In the most potentially significant action, about 6,000 workers at five service companies owned by the Suez Canal Authority — a major component of the Egyptian economy — began a sit-in on Tuesday night. There was no immediate suggestion of disruptions to shipping in the canal, a vital international waterway leading from the Mediterranean to the Red Sea. But Egyptian officials said that total traffic declined by 1.6 percent in January, though it was up significantly from last year.
More than 2,000 textile workers and others in Suez demonstrated as well, Al Ahram reported, while in Luxor thousands hurt by the collapse of the tourist industry marched to demand government benefits. There was no immediate independent corroboration of the reports.
At one factory in the textile town of Mahalla, more than striking 1,500 workers blocked roads, continuing a long-running dispute with the owner. And more than 2,000 workers from the Sigma pharmaceutical company in the city of Quesna went on strike while some 5,000 unemployed youth stormed a government building in Aswan, demanding the dismissal of the governor.
And, a journalists’ revolt:
While state television has focused its coverage on episodes of violence that could spread fear among the wider Egyptian public and prompt calls for the restoration, Al Ahram’s coverage was a departure from its usual practice of avoiding reporting that might embarrass the government.
In the lobby of the newspaper, journalists on Wednesday were in open revolt against the newspaper’s management and editorial policies.

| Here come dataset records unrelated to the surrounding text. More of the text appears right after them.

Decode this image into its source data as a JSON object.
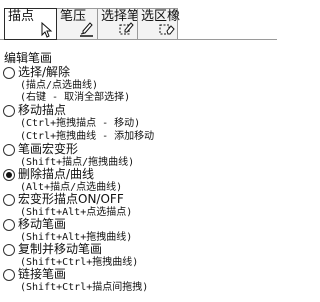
{
  "tabs": [
    {
      "label": "描点",
      "icon": "cursor-arrow-icon",
      "active": true
    },
    {
      "label": "笔压",
      "icon": "pen-pressure-icon",
      "active": false
    },
    {
      "label": "选择笔",
      "icon": "selection-pen-icon",
      "active": false
    },
    {
      "label": "选区橡",
      "icon": "selection-eraser-icon",
      "active": false
    }
  ],
  "group": {
    "title": "编辑笔画"
  },
  "options": [
    {
      "label": "选择/解除",
      "hints": [
        "(描点/点选曲线)",
        "(右键 - 取消全部选择)"
      ],
      "selected": false
    },
    {
      "label": "移动描点",
      "hints": [
        "(Ctrl+拖拽描点 - 移动)",
        "(Ctrl+拖拽曲线 - 添加移动"
      ],
      "selected": false
    },
    {
      "label": "笔画宏变形",
      "hints": [
        "(Shift+描点/拖拽曲线)"
      ],
      "selected": false
    },
    {
      "label": "删除描点/曲线",
      "hints": [
        "(Alt+描点/点选曲线)"
      ],
      "selected": true
    },
    {
      "label": "宏变形描点ON/OFF",
      "hints": [
        "(Shift+Alt+点选描点)"
      ],
      "selected": false
    },
    {
      "label": "移动笔画",
      "hints": [
        "(Shift+Alt+拖拽曲线)"
      ],
      "selected": false
    },
    {
      "label": "复制并移动笔画",
      "hints": [
        "(Shift+Ctrl+拖拽曲线)"
      ],
      "selected": false
    },
    {
      "label": "链接笔画",
      "hints": [
        "(Shift+Ctrl+描点间拖拽)"
      ],
      "selected": false
    }
  ],
  "colors": {
    "border": "#2b2b2b",
    "tab_bg": "#f3f3f3",
    "background": "#ffffff"
  }
}
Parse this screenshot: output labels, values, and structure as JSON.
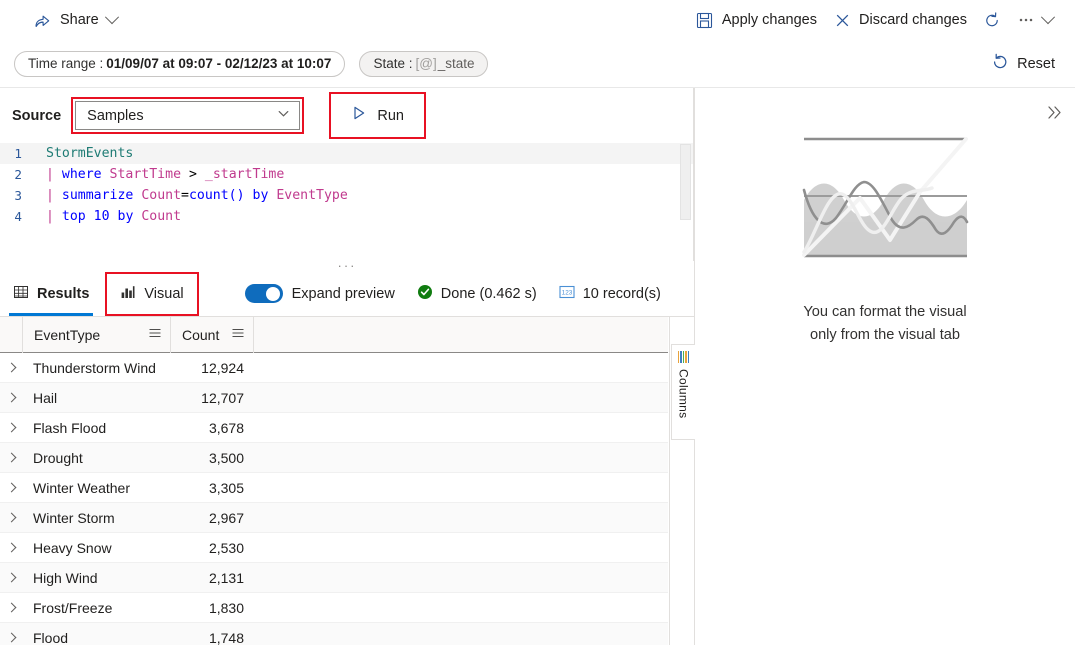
{
  "commandbar": {
    "share": {
      "label": "Share",
      "icon": "share-icon",
      "caret": "chevron-down-icon"
    },
    "apply": {
      "label": "Apply changes",
      "icon": "save-icon"
    },
    "discard": {
      "label": "Discard changes",
      "icon": "close-icon"
    },
    "refresh": {
      "icon": "refresh-icon"
    },
    "overflow": {
      "label": "···",
      "icon": "more-icon",
      "caret": "chevron-down-icon"
    }
  },
  "pillbar": {
    "time_range": {
      "label": "Time range :",
      "value": "01/09/07 at 09:07 - 02/12/23 at 10:07"
    },
    "state": {
      "label": "State :",
      "value_prefix": "[@]",
      "value": "_state"
    },
    "reset": {
      "label": "Reset",
      "icon": "reset-icon"
    }
  },
  "query": {
    "source_label": "Source",
    "source_value": "Samples",
    "source_options": [
      "Samples"
    ],
    "run_label": "Run",
    "run_icon": "play-icon",
    "lines": [
      {
        "n": "1",
        "tokens": [
          {
            "t": "StormEvents",
            "c": "tok-tbl"
          }
        ]
      },
      {
        "n": "2",
        "tokens": [
          {
            "t": "| ",
            "c": "tok-pipe"
          },
          {
            "t": "where",
            "c": "tok-kw"
          },
          {
            "t": " ",
            "c": "tok-plain"
          },
          {
            "t": "StartTime",
            "c": "tok-col"
          },
          {
            "t": " ",
            "c": "tok-plain"
          },
          {
            "t": ">",
            "c": "tok-op"
          },
          {
            "t": " ",
            "c": "tok-plain"
          },
          {
            "t": "_startTime",
            "c": "tok-var"
          }
        ]
      },
      {
        "n": "3",
        "tokens": [
          {
            "t": "| ",
            "c": "tok-pipe"
          },
          {
            "t": "summarize",
            "c": "tok-kw"
          },
          {
            "t": " ",
            "c": "tok-plain"
          },
          {
            "t": "Count",
            "c": "tok-col"
          },
          {
            "t": "=",
            "c": "tok-op"
          },
          {
            "t": "count()",
            "c": "tok-fn"
          },
          {
            "t": " ",
            "c": "tok-plain"
          },
          {
            "t": "by",
            "c": "tok-kw"
          },
          {
            "t": " ",
            "c": "tok-plain"
          },
          {
            "t": "EventType",
            "c": "tok-col"
          }
        ]
      },
      {
        "n": "4",
        "tokens": [
          {
            "t": "| ",
            "c": "tok-pipe"
          },
          {
            "t": "top",
            "c": "tok-kw"
          },
          {
            "t": " ",
            "c": "tok-plain"
          },
          {
            "t": "10",
            "c": "tok-num"
          },
          {
            "t": " ",
            "c": "tok-plain"
          },
          {
            "t": "by",
            "c": "tok-kw"
          },
          {
            "t": " ",
            "c": "tok-plain"
          },
          {
            "t": "Count",
            "c": "tok-col"
          }
        ]
      }
    ]
  },
  "results": {
    "tabs": [
      {
        "label": "Results",
        "icon": "table-icon",
        "selected": true,
        "highlighted": false
      },
      {
        "label": "Visual",
        "icon": "chart-icon",
        "selected": false,
        "highlighted": true
      }
    ],
    "expand_preview_label": "Expand preview",
    "expand_preview_on": true,
    "status_label": "Done (0.462 s)",
    "status_icon": "check-circle-icon",
    "records_label": "10 record(s)",
    "records_icon": "number-type-icon",
    "columns_tab_label": "Columns",
    "columns_tab_icon": "columns-icon",
    "table": {
      "headers": [
        "EventType",
        "Count"
      ],
      "header_menu_icon": "column-menu-icon",
      "row_expand_icon": "chevron-right-icon",
      "rows": [
        {
          "EventType": "Thunderstorm Wind",
          "Count": "12,924"
        },
        {
          "EventType": "Hail",
          "Count": "12,707"
        },
        {
          "EventType": "Flash Flood",
          "Count": "3,678"
        },
        {
          "EventType": "Drought",
          "Count": "3,500"
        },
        {
          "EventType": "Winter Weather",
          "Count": "3,305"
        },
        {
          "EventType": "Winter Storm",
          "Count": "2,967"
        },
        {
          "EventType": "Heavy Snow",
          "Count": "2,530"
        },
        {
          "EventType": "High Wind",
          "Count": "2,131"
        },
        {
          "EventType": "Frost/Freeze",
          "Count": "1,830"
        },
        {
          "EventType": "Flood",
          "Count": "1,748"
        }
      ]
    }
  },
  "visual_panel": {
    "collapse_icon": "double-chevron-right-icon",
    "empty_art_icon": "chart-placeholder-illustration",
    "empty_message_line1": "You can format the visual",
    "empty_message_line2": "only from the visual tab"
  },
  "colors": {
    "accent": "#0078d4",
    "toggle_on": "#0f6cbd",
    "annotation_red": "#e81123",
    "success_green": "#107c10"
  }
}
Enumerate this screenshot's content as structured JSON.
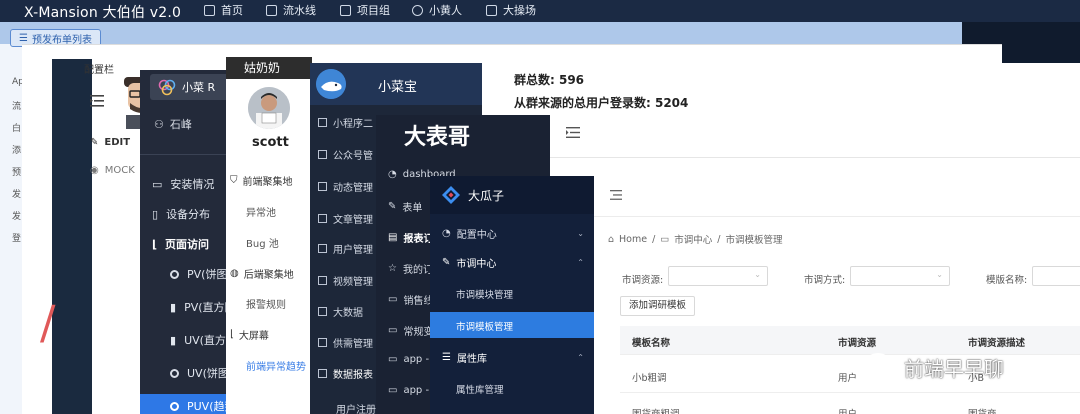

Some called their protest a microcosm of the Egyptian uprising, with young journalists leading demands for better working conditions and less biased coverage. “We want a voice,” said Sara Ramadan, 23, a sports reporter.
The turmoil at the newspaper has already changed editorial content, with the English-language online edition openly criticizing what it called “the warped and falsified coverage by state media” of the protests in Tahrir Square and elsewhere.
Another article described how “more than 500 media figures” issued a statement declaring “their rejection of official media coverage of the January 25 uprising and demanded that Minister of Information Anas El-Fikki step down.”
Members of the Journalists Syndicate moved toward a no-confidence vote against their leader, Makram Mohamed Ahmed, a former Mubarak speech writer, the daily Al Masry Al Youm reported on its English-language Web site.
Several of the dozens of protesters occupying the lobby on Wednesday said the editor of the English-language division heads to the square to join the protests every night, joined by many of the staff.